概要
シマノの電子制御シフトシステム。機械式のロープ(ケーブル)は使わない。
電気式SISシフター、電気式前ディレイラー、電気式後ディレイラー、蓄電池 、配線及び充電器で構成されている。
取付位置は機械式と同じ。防水、耐振及び耐寒となっている。
グループ
2008年にデュラエース(Dura Ace)として市販された。その後、2011年にアルテグラ(Ultegra)用が追加された。
特徴
機械式のケーブル(ロープ)及びアウターによって生じる問題がない。シフトが約30%早く、かつ正確。用途は主に競技用。高価。
シフター
シフトはボタン(固体スイッチ)操作で行い、その位置は機械式のSTIに対応している。
操作に力はいらない。機械式のように大きく動かず、動きは約2mm。パソコンのマウスをクリックする感じ。
ブレーキレバーのエンボスの付いたボタンを押すとチェーンは大スプロケットへ動き、レバーから後方へ出っ張ったボタンを押すと小スプロケットへ動く。
フードに機械式シフターの部品を入れる必要がないので、形状は人間工学設計ができる。質量は255g。フライトデッキコンピューターと接続できる。
タイムトライアルバイク及びトライアスロンバイクに使うブレーキレバー/シフター及びバーエンドシフターもある。
上下一対のボタンの内、一方はダウンシフト用そして他方はアップシフト用。
サテライトシフター
スプリンターがドロップハンドルのドロップ部を握った状態で後ディレイラーをシフトさせるシフトボタン(右図の赤矢印)。
右手側のシフターでダウンシフトそして左手側のシフターでアップシフトを行う。
前ディレイラー
CPUを搭載している。プログラムされた自動作動となっている。サーボモーターで動く。
ケージはチェーンをこすらないよう、後ディレイラー位置に対応して動く。
後ディレイラーはチェーンの弛み側でチェーンを移動させるのに対し、前ディレイラーはチェーンの張り側でチェーンを移動させるので、後ろディレイラーよりはるかに動力の大きいサーボモーターが付いている。
ケージの移動を制限するL(ロー)制限ねじ及びH(トップ)制限ねじが付いている。最大スプロケット歯数は、50~56T。最大キャパシティは16T。
質量は124g。チェーンラインは43.5mm。
後ディレイラー
プログラムされた自動作動となっている。サーボモーターで動く。案内プーリの移動を制限するL(ロー)制限ねじ及びH(トップ)制限ねじが付いている。
対応するスプロケット歯数は、最大が27Tそして最小が11T。トータルキャパシティは32T。質量は225g。
バッテリー
7.4Vリチウムイオンバッテリー。バッテリー受けのブラケットは、下管(ダウンチューブ)のボトルケージの座(ボス )に付ける。
ケージが付いている場合は、ケージで挟んで付ける。

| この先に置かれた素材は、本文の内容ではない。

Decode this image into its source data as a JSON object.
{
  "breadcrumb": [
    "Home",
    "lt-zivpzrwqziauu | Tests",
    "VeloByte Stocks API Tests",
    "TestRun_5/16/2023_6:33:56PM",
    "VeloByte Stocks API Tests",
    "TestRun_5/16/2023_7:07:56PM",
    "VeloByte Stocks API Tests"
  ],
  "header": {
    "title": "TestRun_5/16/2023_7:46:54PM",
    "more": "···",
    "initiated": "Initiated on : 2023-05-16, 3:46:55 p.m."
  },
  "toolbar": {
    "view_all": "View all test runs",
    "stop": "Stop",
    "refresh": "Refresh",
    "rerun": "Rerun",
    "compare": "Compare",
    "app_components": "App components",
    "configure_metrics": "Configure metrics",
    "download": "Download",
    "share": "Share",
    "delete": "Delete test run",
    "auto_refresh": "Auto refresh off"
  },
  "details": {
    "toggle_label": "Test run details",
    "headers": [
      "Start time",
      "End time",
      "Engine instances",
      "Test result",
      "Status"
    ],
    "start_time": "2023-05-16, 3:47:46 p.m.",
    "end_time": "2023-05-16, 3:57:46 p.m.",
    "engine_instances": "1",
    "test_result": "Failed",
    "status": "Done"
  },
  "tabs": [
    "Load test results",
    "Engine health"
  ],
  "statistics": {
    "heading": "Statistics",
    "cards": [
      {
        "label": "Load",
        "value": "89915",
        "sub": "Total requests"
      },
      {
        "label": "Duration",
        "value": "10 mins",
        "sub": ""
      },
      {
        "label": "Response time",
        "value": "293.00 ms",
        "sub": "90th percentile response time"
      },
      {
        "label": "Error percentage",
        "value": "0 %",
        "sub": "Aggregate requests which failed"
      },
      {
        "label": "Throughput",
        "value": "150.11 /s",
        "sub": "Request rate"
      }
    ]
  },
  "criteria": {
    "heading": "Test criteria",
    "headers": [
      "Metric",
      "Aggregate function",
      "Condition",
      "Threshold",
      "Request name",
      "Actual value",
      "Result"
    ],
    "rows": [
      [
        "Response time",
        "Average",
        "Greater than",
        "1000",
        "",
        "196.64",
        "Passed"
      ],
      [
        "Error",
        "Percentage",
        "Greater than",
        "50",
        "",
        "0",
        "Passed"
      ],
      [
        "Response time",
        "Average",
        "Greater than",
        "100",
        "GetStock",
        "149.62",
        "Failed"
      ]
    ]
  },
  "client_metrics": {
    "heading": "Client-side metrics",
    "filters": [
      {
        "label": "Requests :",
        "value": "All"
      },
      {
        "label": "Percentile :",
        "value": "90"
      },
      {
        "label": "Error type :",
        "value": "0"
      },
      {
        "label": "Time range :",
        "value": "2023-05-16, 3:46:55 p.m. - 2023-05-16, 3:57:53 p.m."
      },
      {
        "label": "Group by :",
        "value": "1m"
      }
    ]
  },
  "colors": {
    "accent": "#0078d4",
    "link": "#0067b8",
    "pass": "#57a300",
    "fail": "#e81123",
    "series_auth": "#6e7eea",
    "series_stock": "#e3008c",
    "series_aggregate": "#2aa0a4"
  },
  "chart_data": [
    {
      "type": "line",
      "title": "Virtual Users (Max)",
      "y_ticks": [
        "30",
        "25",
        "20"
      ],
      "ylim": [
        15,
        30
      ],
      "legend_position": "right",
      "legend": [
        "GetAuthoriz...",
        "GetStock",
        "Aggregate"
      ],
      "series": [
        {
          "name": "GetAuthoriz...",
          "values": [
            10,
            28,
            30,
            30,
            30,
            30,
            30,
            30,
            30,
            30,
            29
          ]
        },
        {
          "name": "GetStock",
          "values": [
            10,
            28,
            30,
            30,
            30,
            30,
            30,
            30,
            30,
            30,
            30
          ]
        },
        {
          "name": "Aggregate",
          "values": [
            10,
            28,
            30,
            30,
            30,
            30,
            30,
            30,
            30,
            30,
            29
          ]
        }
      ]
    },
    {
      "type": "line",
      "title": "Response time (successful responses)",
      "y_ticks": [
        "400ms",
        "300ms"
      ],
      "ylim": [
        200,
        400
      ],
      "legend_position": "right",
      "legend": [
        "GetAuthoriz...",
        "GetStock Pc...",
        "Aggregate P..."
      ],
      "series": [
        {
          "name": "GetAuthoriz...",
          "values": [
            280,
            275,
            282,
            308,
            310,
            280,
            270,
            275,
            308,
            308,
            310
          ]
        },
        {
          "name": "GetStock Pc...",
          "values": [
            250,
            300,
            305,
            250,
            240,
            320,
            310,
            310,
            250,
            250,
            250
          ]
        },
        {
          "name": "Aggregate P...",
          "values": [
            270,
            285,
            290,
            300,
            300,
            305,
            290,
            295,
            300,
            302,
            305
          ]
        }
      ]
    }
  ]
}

質量は68g。充電器が付属している。
公称使用可能距離は1000km。充電時間は90分。
サドル支柱(シートポスト)に入れるバッテリーもある。
Calfee Design社は、フレームの立管(シートチューブ)に入るDi2用のバッテリーを作っている(右端図)。
立管より取り出したバッテリーに付属の充電器(右端図)のプラグを接続して充電する。
コントローラーをハンドルステムの下部からハンドルステムに内蔵できるようにした自転車メーカーがある(左から3番目の図)。
配線(ワイヤーハーネス)
シフター用及びディレイラー用で一組となる。シフター用は左右のシフターと接続する。
ディレイラー用の短い配線は前デイレイラーと接続し、中間の長さの配線は後ディレイラーと接続し、そして長い配線はシフター用のコネクターと接続する。
連結箱(ジャンクションボックス)はボトムブラケットシェルの下のロープ案内を外して付ける。
バッテリー受けとも配線されている。シフター用の配線長さは、フレームの大きさに応じて、S、M及びLの3種類がある。
内部配線
Di2のフレーム内配線(インターナルケーブルルーティング)ができるように、配線穴(右図赤矢印)を設けたフレームがある。
名称の由来
Digital の後に Integrated と Intelligence の2つの I (i2)が続いているので Di2 と呼んでいる。
Di2を採用している自転車メーカー
Cicli Pinarello 、Felt Racing 、Specialized Bicycle Components 、など。